Gastric ulcer is a chronic relapsing disease localized in the subcardial region of the stomach (duodenum, major duodenal papilla). It may be one of the manifestations of multifocal peptic ulcer disease; and the only disease of the stomach and 12-PC.
Chronic gastritis = atrophic gastritis - damage to the gastric mucosa (Mendelian). The reasons for its occurrence may be different: taking acetylsalicylic acid or other drugs, ulcerogenic drugs or drugs that can cause damage to the gastric mucosa. It is also often a consequence of autoimmune diseases such as HIV or diabetes. Atrophic gastritis can present with a variety of symptoms, such as stomach pain, nausea, vomiting, weight loss and general malaise. In some cases, especially if a person drinks alcohol or does not watch their diet, the disease may worsen to a more serious form called an “ulcer.”
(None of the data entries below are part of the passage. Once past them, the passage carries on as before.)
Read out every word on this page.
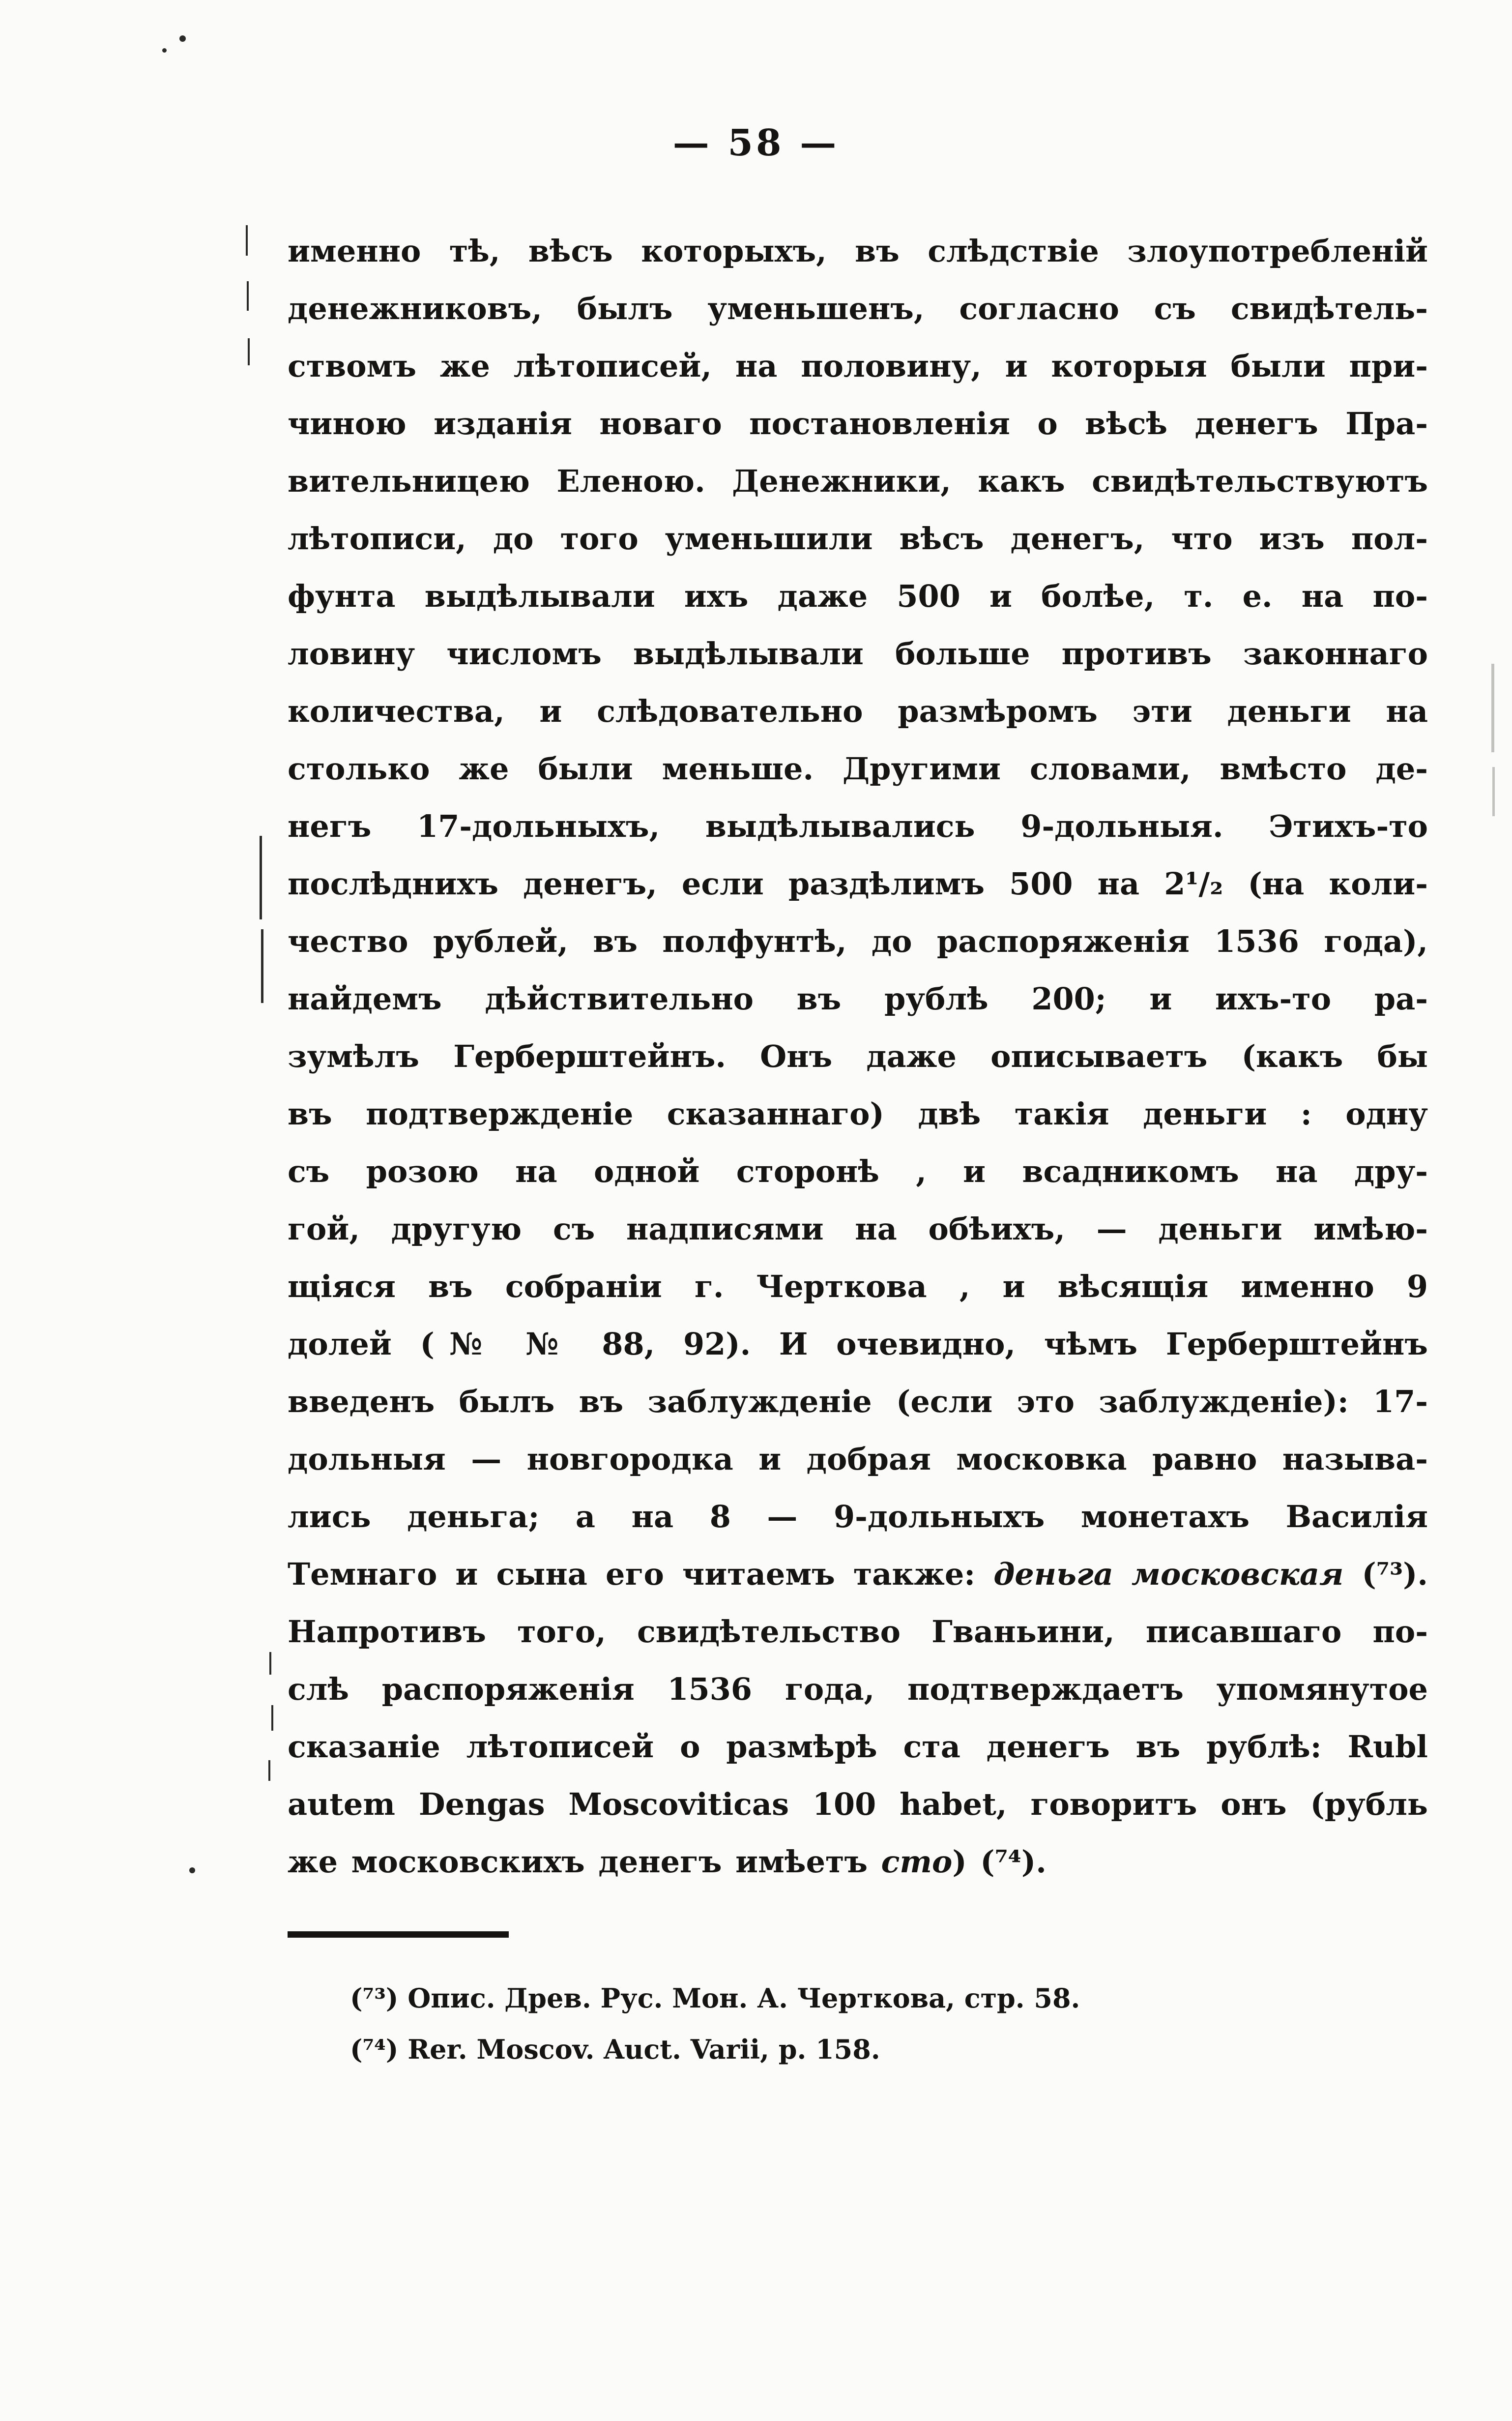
— 58 —
именно тѣ, вѣсъ которыхъ, въ слѣдствіе злоупотребленій
денежниковъ, былъ уменьшенъ, согласно съ свидѣтель-
ствомъ же лѣтописей, на половину, и которыя были при-
чиною изданія новаго постановленія о вѣсѣ денегъ Пра-
вительницею Еленою. Денежники, какъ свидѣтельствуютъ
лѣтописи, до того уменьшили вѣсъ денегъ, что изъ пол-
фунта выдѣлывали ихъ даже 500 и болѣе, т. е. на по-
ловину числомъ выдѣлывали больше противъ законнаго
количества, и слѣдовательно размѣромъ эти деньги на
столько же были меньше. Другими словами, вмѣсто де-
негъ 17-дольныхъ, выдѣлывались 9-дольныя. Этихъ-то
послѣднихъ денегъ, если раздѣлимъ 500 на 2¹/₂ (на коли-
чество рублей, въ полфунтѣ, до распоряженія 1536 года),
найдемъ дѣйствительно въ рублѣ 200; и ихъ-то ра-
зумѣлъ Герберштейнъ. Онъ даже описываетъ (какъ бы
въ подтвержденіе сказаннаго) двѣ такія деньги : одну
съ розою на одной сторонѣ , и всадникомъ на дру-
гой, другую съ надписями на обѣихъ, — деньги имѣю-
щіяся въ собраніи г. Черткова , и вѣсящія именно 9
долей (№ № 88, 92). И очевидно, чѣмъ Герберштейнъ
введенъ былъ въ заблужденіе (если это заблужденіе): 17-
дольныя — новгородка и добрая московка равно называ-
лись деньга; а на 8 — 9-дольныхъ монетахъ Василія
Темнаго и сына его читаемъ также: деньга московская (⁷³).
Напротивъ того, свидѣтельство Гваньини, писавшаго по-
слѣ распоряженія 1536 года, подтверждаетъ упомянутое
сказаніе лѣтописей о размѣрѣ ста денегъ въ рублѣ: Rubl
autem Dengas Moscoviticas 100 habet, говоритъ онъ (рубль
же московскихъ денегъ имѣетъ сто) (⁷⁴).
(⁷³) Опис. Древ. Рус. Мон. А. Черткова, стр. 58.
(⁷⁴) Rer. Moscov. Auct. Varii, p. 158.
If an ulcer ruptures, blood enters the space between the stomach wall and the muscle lining, which can lead to bleeding. The consequences can be quite serious if you do not seek help in time and do not stop the bleeding. In such a situation, a blood transfusion, consultation with gastrointestinal specialists and further treatment may be necessary.
There are two main types of "Jeffrey" ulcers - the so-called first and second. The first is also called Lenckransky ulcer - it occurs with malignant formations of the stomach; outwardly it looks like a small ball of mucus, painless, and is most often localized on the lesser curvature - that is, where the lower and upper regions of the stomach meet. In this case, the formation can be of different sizes - from a few millimeters to two or three centimeters. Such an ulcer does not respond well to conservative treatment and is manifested by pain, heaviness, heartburn, and vomiting mixed with mucus. It can also lead to bleeding, perforation or narrowing of the stomach lumen. A perforated ulcer may require surgical intervention.